# Implementing wavenet 

In [3]:
import torch
import matplotlib.pyplot as plt
import torch.nn.functional as F
import pandas as pd
%matplotlib inline

In [5]:
# load the dataset
words = open('names.txt', 'r').read().splitlines()
words[:8]

['emma', 'olivia', 'ava', 'isabella', 'sophia', 'charlotte', 'mia', 'amelia']

In [6]:
# Define the encodeings for the letters
chars = sorted(list(set(''.join(words))))
len(chars)

26

In [7]:
stoi = {s: i+1 for i, s in enumerate(chars)}
stoi['.'] = 0
itos = {i: s for s, i in stoi.items()}
print(stoi)
print(itos)

{'a': 1, 'b': 2, 'c': 3, 'd': 4, 'e': 5, 'f': 6, 'g': 7, 'h': 8, 'i': 9, 'j': 10, 'k': 11, 'l': 12, 'm': 13, 'n': 14, 'o': 15, 'p': 16, 'q': 17, 'r': 18, 's': 19, 't': 20, 'u': 21, 'v': 22, 'w': 23, 'x': 24, 'y': 25, 'z': 26, '.': 0}
{1: 'a', 2: 'b', 3: 'c', 4: 'd', 5: 'e', 6: 'f', 7: 'g', 8: 'h', 9: 'i', 10: 'j', 11: 'k', 12: 'l', 13: 'm', 14: 'n', 15: 'o', 16: 'p', 17: 'q', 18: 'r', 19: 's', 20: 't', 21: 'u', 22: 'v', 23: 'w', 24: 'x', 25: 'y', 26: 'z', 0: '.'}


In [8]:
block_size = 8

In [9]:
# Declare the function to build the dataset
def build_dataset(names):
    X, Y = [], []
    for name in names:
        name = name + '.'
        context = [0] * block_size
        for ch in name:
            ix = stoi[ch]
            X.append(context)
            Y.append(ix)
            context = context[1:] + [ix]

    X = torch.tensor(X)
    Y = torch.tensor(Y)
    print(X.shape, Y.shape)
    return X, Y

In [10]:
# Build the train, test and validation set
import random
random.seed(42)

random.shuffle(words)

n1 = int(0.8 * len(words))
n2 = int(0.9 * len(words))

Xtr, Ytr = build_dataset(words[:n1])
Xdev, Ydev = build_dataset(words[n1:n2])
Xte, Yte = build_dataset(words[n2:])

torch.Size([182625, 8]) torch.Size([182625])
torch.Size([22655, 8]) torch.Size([22655])
torch.Size([22866, 8]) torch.Size([22866])


In [18]:
for i in range(7, 15):
    print(f"{''.join(itos[ch.item()] for ch in Xtr[i])} -> {itos[Ytr[i].item()]}")

........ -> d
.......d -> i
......di -> o
.....dio -> n
....dion -> d
...diond -> r
..diondr -> e
.diondre -> .


In [20]:
class Linear:
    def __init__(self, fan_in, fan_out, bias=True):
        self.weight = torch.randn((fan_in, fan_out)) / (fan_in ** 0.5)
        self.bias = torch.randn(fan_out) if bias == True else None

    def __call__(self, x):
        self.out = x @ self.weight
        if self.bias is not None:
            self.out += self.bias
        return self.bias

    def parameters(self):
        return [self.weight] + ([self.bias] if self.bias is not None else [])

In [21]:
class BatchNorm1d:
    def __init__(self, dim, eps=1e-5, momentum=0.1):
        self.gamma = torch.ones(dim)
        self.beta = torch.zeros(dim)

        self.eps = eps
        self.momentum = momentum
        self.training = True
        self.running_mean = torch.zeros(dim)
        self.running_var = torch.ones(dim)
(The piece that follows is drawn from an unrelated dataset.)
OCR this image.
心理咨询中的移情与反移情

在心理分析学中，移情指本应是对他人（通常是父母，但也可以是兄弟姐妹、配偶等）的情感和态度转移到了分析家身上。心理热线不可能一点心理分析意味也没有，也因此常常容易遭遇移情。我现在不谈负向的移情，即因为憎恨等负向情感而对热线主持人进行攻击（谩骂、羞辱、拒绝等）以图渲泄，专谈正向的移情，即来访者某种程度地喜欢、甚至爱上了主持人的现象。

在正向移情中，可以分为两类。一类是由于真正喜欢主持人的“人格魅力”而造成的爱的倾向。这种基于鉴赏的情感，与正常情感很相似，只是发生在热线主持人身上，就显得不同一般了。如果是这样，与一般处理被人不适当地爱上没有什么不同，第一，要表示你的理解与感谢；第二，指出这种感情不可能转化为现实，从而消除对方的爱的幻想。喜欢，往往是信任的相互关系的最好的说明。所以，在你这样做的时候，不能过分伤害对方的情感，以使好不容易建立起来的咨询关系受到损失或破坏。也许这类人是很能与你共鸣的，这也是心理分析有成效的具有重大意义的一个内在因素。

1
    def __call__(self, x):
        if self.training:
            Xmean = x.mean(x.shape[:-1])
            Xvar = x.var(x.shape[:-1])
        else:
            Xmean = self.running_mean
            Xvar = self.running_var
        xhat = (x - Xmean) / torch.sqrt(Xvar + eps)
        self.out = self.gamma * xhat + self.beta
          
        if self.training:
            with torch.no_grad():
                self.running_mean = (1 - self.momentum) * self.running_mean + self.momentum * xmean
                self.running_var = (1 - self.momentum) * self.running_var + self.momentum * xvar
            return self.out
        
    def parameters(self):
        return [self.gamma, self.beta]

In [22]:
class Tanh:
  def __call__(self, x):
    self.out = torch.tanh(x)
    return self.out
  def parameters(self):
    return []

In [None]:
class Embedding:
    def __init__(self, num_embd, embd_dim):
        self.weight = torch.randn((num_embd, embd_dim))

    def __call__(self, IX):
        self.out = weight[IX]
        return self.out

    def parametes():
        return [self.weight]